This episode is a guest post.
Anyone who has worked as a server will know that it can be taxing but lucrative work. Whether you are working within fast food outlets, cafes, swanky restaurants or hotel catering, the tips you receive can often eclipse your hourly wage. But it is important to remember that customers will only reward you generously when the service you provide is of a high standard. There is etiquette to serving and waiting so here are some tips on how to do it well and ensure that at the end of the week your tip jar is overflowing:
Being accurate and well informed is the best way to put customers at ease and convey a professional image of yourself and your establishment. Learn the menu so that if customers ask questions you can have a quick and definite answer. Also take the time to clarify any orders or requests that you take – messing up an order is a sure fire way to ruin a customers dining experience. If you aren’t sure about something, don’t lie or bluff. And if asked to recommend any dishes then give accurate and truthful descriptions rather than simply picking the most expensive thing on the menu – you don’t want your customers to be underwhelmed by your suggestions.
Be Friendly (but not overbearing)
Knowing your boundaries is important in serving, although the level of your friendliness and style of serving will depend greatly on the type of establishment that you work in. Sometimes it is best to let the customer define the boundaries of their contact with you. Some people will want to chat with you whereas others prefer to be left alone. Similarly, some will want speedy service where others will want a slower, more relaxed service and ask you to explain everything. Either way, one of the greatest faux pas within serving is being invasive so you should try and maintain a professional relationship with the customer by avoiding physical contact, over familiar conversation and pestering them – a quick check on their table is important but after that let them signal if they need you.

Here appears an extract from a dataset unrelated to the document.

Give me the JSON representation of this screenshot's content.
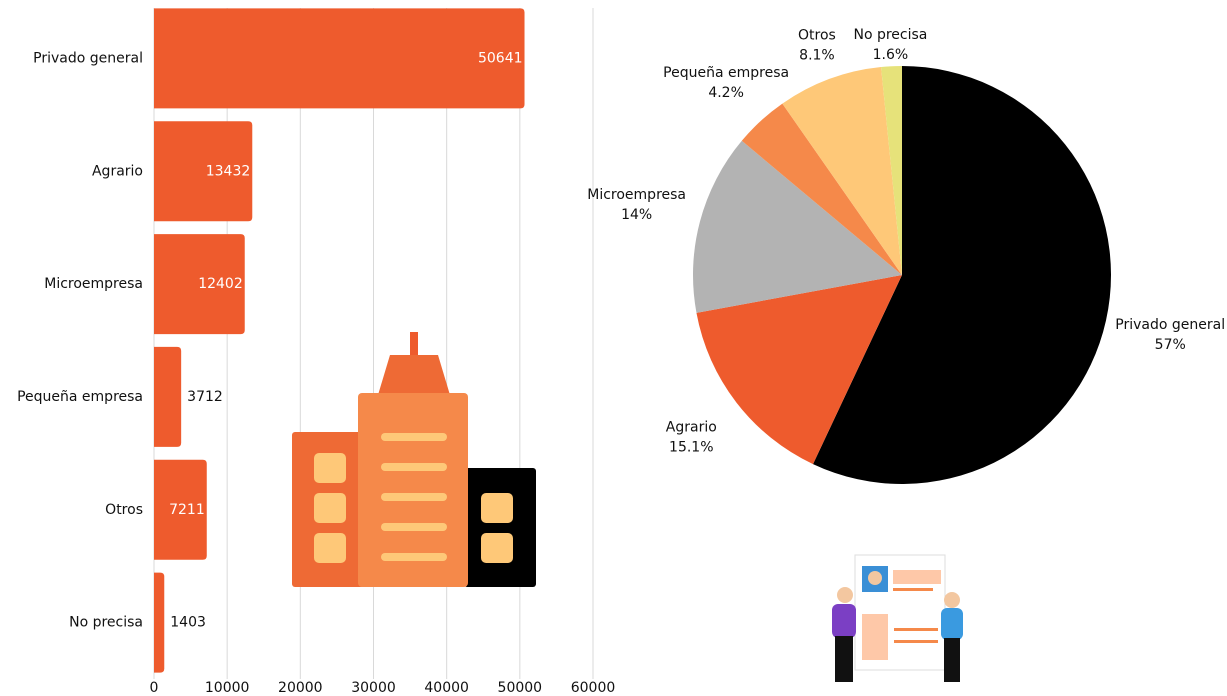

Using your peripheral vision is key in serving. Sometimes customers will want to attract your attention with a simple nod or wave of the hand. Scanning the room regularly will help you pick up on these signals and avoid the irritation of customers having you rush by when they need your service. You should also make regular circuits of the room to give customers the opportunity to stop you should they need to. Being focused and alert will also avoid any mistakes with orders so in short, do not turn up for work overly tired or hungover!
Knowing the etiquette of dining is important. You should remove used plates, glasses and cutlery after they are finished with as it is unpleasant for customers to be surrounded by dirty dishes for long periods of time. But be aware that you should wait until everyone on the table has finished before removing these. It is considered bad etiquette to remove them sooner as the remaining diners may feel pressured to hurry their meals. If there is food left on the plate but the person looks like they have finished, always ask before attempting to take their dishes away. At the end of the meal always ask if there is anything else you can get for the table before offering the check; you don’t want to look like you are rushing the customers out so that you can get the next party in. Remember, never ask the customer is they want change – just give them it and let them choose if/how much they want to tip you.
Even if you don’t feel it, maintaining a happy, positive attitude and smart appearance is important in serving. Nobody wants to be served by a surly faced waiter/waitress with a bad attitude. If you look like you’re having a great time then there’s a higher chance they will too. Never fight over tables with other waiting staff and leave any bad moods or personal issues at the door. If you find that business is slow and you don’t have many people to wait on then find something else to do – there are always dishes to clean! Being productive will not only make your shift go quickly but will show your employer that you can use your initiative and are eager to work.